ETFs as a case study in disruption

The exchange traded fund market is rapidly expanding and is projected to reach US$10 trillion by 2020, driven by cost savings, transparency, regulation and liquidity, writes Rob Rushe, who is EMEA ETF executive at BNY Mellon.. There has long been talk of exchange traded funds (ETFs) making mutual funds redundant, especially as ETFs continue to move beyond the passive space into active and alternative investments, but this is an overly simplistic way of viewing the changes taking place. The disruptive technology behind ETFs is changing the whole investment landscape, and with it blurring the lines between the different investment structures and distribution channels. ETF technology will continue to drive structural changes across the investment management industry for the foreseeable future.

Embracing any new disruptive technology is difficult, especially when doing so goes against a demonstrably successful business strategy. Indeed, even for those at the forefront of the disruptive movement such as Google, it is not always easy. In the early 2000s we were at the beginning of the era of mobile devices. Google, a company that derived the majority of its revenue through online advertising, was at a fork in the road. Should it try to keep people focused on desktop products, with their large amount of advertising real-estate? Or should it embrace mobile devices – which by contrast offer little advertising space – and so knowingly cannibalise a portion of its revenue?

With the benefit of hindsight the choice seems obvious. Google recognised it needed to be where consumers were heading and it built a new business model to ensure it did. There is no doubt it was a difficult decision given the potential negative impact to its existing business model. The natural position is to rely on what you have always done; the tried and tested path to success. But relying on the tried and tested approach is exactly what disrupters count on. Their success is driven by the lack of response from incumbents, who are often paralysed by a focus on currently stable – but ultimately unsustainable – revenue streams and the unwillingness of leadership to take action. Often when the action does come, it is too little too late. At that point the incumbents find themselves in a battle to survive.

Looking across the ETF landscape today, there are a number of similarities between today’s asset managers and Google in the 2000s. Just as mobile devices changed the way people accessed information, the distribution technology of an ETF is redefining how investors access the markets.

For an asset manager, the decision to move into the ETF space can be a difficult one. It could bring additional cost, require allocation of valuable capital and potentially impact some higher revenue generating products. However, an important distinction needs to be made. An ETF is not a new type of asset class or product. In its most basic form, an ETF is a technology, a new distribution channel and one that can be utilised by almost any mutual fund product today. The ETF business case does not support setting up a new standalone business unit. In fact, success is likely to come from how well it integrates into an existing business.

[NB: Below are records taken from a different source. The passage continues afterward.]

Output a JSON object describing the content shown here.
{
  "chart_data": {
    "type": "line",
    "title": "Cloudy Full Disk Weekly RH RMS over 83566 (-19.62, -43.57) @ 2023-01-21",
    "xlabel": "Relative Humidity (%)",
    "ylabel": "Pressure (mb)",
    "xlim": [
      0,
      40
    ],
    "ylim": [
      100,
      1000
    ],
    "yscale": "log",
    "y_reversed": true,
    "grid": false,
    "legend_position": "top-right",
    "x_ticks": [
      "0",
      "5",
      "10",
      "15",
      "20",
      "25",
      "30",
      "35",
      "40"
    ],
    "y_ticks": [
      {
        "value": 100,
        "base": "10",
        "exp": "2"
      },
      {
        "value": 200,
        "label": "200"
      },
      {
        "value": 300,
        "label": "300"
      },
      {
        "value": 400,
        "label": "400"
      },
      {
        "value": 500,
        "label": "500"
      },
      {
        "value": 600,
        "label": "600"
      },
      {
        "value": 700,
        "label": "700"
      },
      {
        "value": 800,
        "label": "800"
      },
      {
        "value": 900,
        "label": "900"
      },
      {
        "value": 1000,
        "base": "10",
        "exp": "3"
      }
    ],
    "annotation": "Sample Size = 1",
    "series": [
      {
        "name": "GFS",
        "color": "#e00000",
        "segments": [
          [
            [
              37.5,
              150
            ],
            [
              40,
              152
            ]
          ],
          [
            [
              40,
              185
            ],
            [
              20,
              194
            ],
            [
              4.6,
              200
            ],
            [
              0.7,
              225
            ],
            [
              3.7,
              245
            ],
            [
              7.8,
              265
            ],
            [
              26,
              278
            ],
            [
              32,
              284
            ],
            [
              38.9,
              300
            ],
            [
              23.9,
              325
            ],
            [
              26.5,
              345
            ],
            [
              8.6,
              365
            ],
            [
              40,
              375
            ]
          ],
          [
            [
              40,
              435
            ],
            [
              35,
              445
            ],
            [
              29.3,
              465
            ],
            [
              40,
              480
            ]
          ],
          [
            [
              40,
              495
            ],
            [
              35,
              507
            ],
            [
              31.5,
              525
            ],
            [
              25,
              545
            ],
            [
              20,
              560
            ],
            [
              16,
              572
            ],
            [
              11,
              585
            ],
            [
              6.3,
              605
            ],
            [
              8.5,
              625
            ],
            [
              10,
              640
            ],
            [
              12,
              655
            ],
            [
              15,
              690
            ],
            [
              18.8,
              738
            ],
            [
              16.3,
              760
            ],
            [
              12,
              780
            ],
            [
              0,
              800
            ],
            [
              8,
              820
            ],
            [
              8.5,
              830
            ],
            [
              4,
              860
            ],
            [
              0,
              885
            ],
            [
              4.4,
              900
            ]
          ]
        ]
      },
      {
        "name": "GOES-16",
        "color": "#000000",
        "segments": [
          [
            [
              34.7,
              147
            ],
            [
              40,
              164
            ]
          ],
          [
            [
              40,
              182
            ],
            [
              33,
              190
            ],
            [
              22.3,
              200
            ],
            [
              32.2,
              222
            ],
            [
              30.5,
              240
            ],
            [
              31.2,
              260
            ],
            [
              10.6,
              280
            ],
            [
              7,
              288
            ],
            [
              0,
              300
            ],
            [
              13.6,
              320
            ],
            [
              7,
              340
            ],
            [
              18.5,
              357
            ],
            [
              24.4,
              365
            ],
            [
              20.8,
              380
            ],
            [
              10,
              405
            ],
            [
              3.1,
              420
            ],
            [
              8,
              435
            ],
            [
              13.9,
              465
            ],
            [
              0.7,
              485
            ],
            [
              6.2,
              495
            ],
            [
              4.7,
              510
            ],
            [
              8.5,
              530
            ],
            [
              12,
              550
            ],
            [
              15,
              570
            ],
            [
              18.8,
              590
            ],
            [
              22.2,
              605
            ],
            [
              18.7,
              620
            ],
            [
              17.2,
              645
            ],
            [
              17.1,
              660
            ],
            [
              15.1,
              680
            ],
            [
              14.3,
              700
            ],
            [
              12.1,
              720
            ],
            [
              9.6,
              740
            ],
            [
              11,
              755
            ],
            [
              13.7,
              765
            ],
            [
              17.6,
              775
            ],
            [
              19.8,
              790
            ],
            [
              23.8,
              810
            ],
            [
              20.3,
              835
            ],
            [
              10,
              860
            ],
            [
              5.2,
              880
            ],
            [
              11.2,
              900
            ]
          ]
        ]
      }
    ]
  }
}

To date, ETFs have been seen as a challenger to the traditional mutual fund industry. For those asset managers who choose to bury their heads in the sand, it can and will be a challenge. However, when ETF technology is embraced it can be a very powerful tool to protect and grow an asset management business.

It is still early days, but there is no doubt that ETFs will go down as another case study in the disruptors’ handbook. The question for all asset managers is: will you be forced to react in the future, or will you act now?

The views expressed herein are those of the author only and may not reflect the views of BNY Mellon. This does not constitute investment advice, or any other business, tax or legal advice, and should not be relied upon as such.